- Tearce attack: Part of 2001 insurgency in Macedonia
| Date | 22 January 2001 |
| Location | Tearce, Macedonia |
| Result | NLA victory |

Belligerents
- National Liberation Army: Macedonia

Commanders and leaders
- Unknown: Unknown

Units involved
- 112th Brigade: Macedonian Police

Casualties and losses
- None: 1 policeman killed 3 injured

= Tearce attack =

2001 attack in Tearce

The Tearce attack was an attack carried out by the National Liberation Army on a Macedonian police station in Tearce, North Macedonia. This attack marked the beginning of the 2001 insurgency in Macedonia.
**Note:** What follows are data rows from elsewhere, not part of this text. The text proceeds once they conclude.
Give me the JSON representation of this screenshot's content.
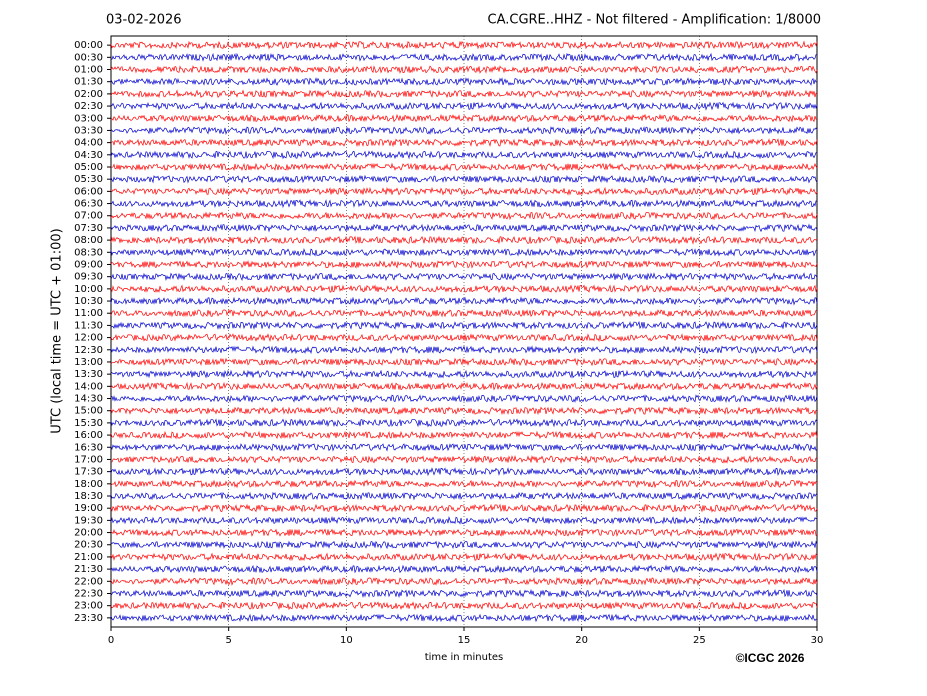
{
  "chart_data": {
    "type": "helicorder",
    "date": "03-02-2026",
    "title": "CA.CGRE..HHZ - Not filtered - Amplification: 1/8000",
    "ylabel": "UTC (local time = UTC + 01:00)",
    "xlabel": "time in minutes",
    "copyright": "©ICGC 2026",
    "categories": [
      "00:00",
      "00:30",
      "01:00",
      "01:30",
      "02:00",
      "02:30",
      "03:00",
      "03:30",
      "04:00",
      "04:30",
      "05:00",
      "05:30",
      "06:00",
      "06:30",
      "07:00",
      "07:30",
      "08:00",
      "08:30",
      "09:00",
      "09:30",
      "10:00",
      "10:30",
      "11:00",
      "11:30",
      "12:00",
      "12:30",
      "13:00",
      "13:30",
      "14:00",
      "14:30",
      "15:00",
      "15:30",
      "16:00",
      "16:30",
      "17:00",
      "17:30",
      "18:00",
      "18:30",
      "19:00",
      "19:30",
      "20:00",
      "20:30",
      "21:00",
      "21:30",
      "22:00",
      "22:30",
      "23:00",
      "23:30"
    ],
    "colors": [
      "#ff0000",
      "#0000cc"
    ],
    "xlim": [
      0,
      30
    ],
    "xticks": [
      0,
      5,
      10,
      15,
      20,
      25,
      30
    ],
    "grid": true
  }
}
As a result of the attack, one police officer was killed and three others were injured.

== Attack ==
The attack took place on 22 January 2001, on a Monday at 2:00 AM in the village of Tearce, which is inhabited largely by ethnic Albanians. During the attack, three or four NLA militants armed with a Chinese rocket launcher and two Kalashnikovs attacked a Macedonian police station. The militants killed the police officer Momir Stojanovski in the attack, who was killed by the rocket propelled grenade, while three other policemen were seriously injured. The injuries were believed to have been sustained from the two grenades fired at the station.

== Aftermath ==
The NLA claimed responsibility for the attack. After the attack in Tearce, the village was captured and held by the NLA. However, Macedonian police reported that the militants operated independently. Police spokesman Stevo Pendarovski reported, "These extreme radical individuals are not part of an organised group."

The attack in Tearce resulted in the beginning of the insurgency. It was designated as a terrorist attack by the Macedonian Ministry of Interior. On 22 October, the Macedonian police re-entered Tearce with the assistance of OSCE and EU.